With the help of Legal Intern Rolf Toren, Seattle AFD Corey Endo convinced the government to dismiss a failure to register charge against a man currently in Oregon state custody. The charged raised significant legal questions and practical considerations weighing against prosecution, including the difficulty of transporting people in custody during the global pandemic. Although we never had the chance to meet the client, sometimes that is for the best. He is thrilled with the result and grateful for our advocacy. The client sent this short but sweet note after their case was dismissed:

 

DREAM News:

Another DREAM participant graduated from the program in February. This man was charged with a drug-trafficking offense and faced a guideline range of 57-71 months imprisonment. He entered the program with the help of an FPD Tacoma dream team. He first turned to drugs and alcohol as young immigrant to the United States, looking for ways to feel comfortable and find acceptance. By the time he had entered DREAM, he had endured a decades-long struggle with substance use disorder.
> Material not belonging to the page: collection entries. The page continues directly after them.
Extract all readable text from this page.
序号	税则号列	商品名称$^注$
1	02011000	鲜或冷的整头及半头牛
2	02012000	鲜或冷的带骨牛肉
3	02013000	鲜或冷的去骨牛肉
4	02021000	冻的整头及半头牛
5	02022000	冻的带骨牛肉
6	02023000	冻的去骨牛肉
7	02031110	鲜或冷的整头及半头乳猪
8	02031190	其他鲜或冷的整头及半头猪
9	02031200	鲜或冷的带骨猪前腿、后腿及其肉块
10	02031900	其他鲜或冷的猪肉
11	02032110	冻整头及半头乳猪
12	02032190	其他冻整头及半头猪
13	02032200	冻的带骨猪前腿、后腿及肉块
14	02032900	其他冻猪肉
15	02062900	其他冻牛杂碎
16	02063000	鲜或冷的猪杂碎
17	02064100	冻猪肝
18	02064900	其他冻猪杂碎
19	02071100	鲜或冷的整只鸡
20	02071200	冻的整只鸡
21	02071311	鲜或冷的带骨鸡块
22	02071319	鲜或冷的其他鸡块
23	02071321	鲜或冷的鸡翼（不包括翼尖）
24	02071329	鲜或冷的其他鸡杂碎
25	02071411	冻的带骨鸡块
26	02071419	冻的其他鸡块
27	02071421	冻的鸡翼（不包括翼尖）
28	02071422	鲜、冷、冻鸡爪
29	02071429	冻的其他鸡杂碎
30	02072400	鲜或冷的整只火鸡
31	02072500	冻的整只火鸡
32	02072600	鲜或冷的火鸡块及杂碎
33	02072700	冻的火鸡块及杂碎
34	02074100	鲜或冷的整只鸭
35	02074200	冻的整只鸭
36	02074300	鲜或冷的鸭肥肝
Although there were a few hiccups in the beginning, our most recent graduate showed focus and fortitude and found not just sobriety but health and happiness. We wish him nothing but the best.

 

Staff News:

The Federal Defender is happy to announce that Natalya Kim has joined our staff as a case-assigned paralegal in the Seattle office. She is a graduate of the University of Washington Paralegal Program. Natalya has worked as a paralegal in the state public defender system, in a private immigration practice, as well as a prominent social services agency. She is a polyglot and speaks Russian, Spanish, French, among others. She is diving into two cases that will benefit from these foreign language skills. Natalya is a great addition to the paralegal department and the office as a whole. Welcome Natalya!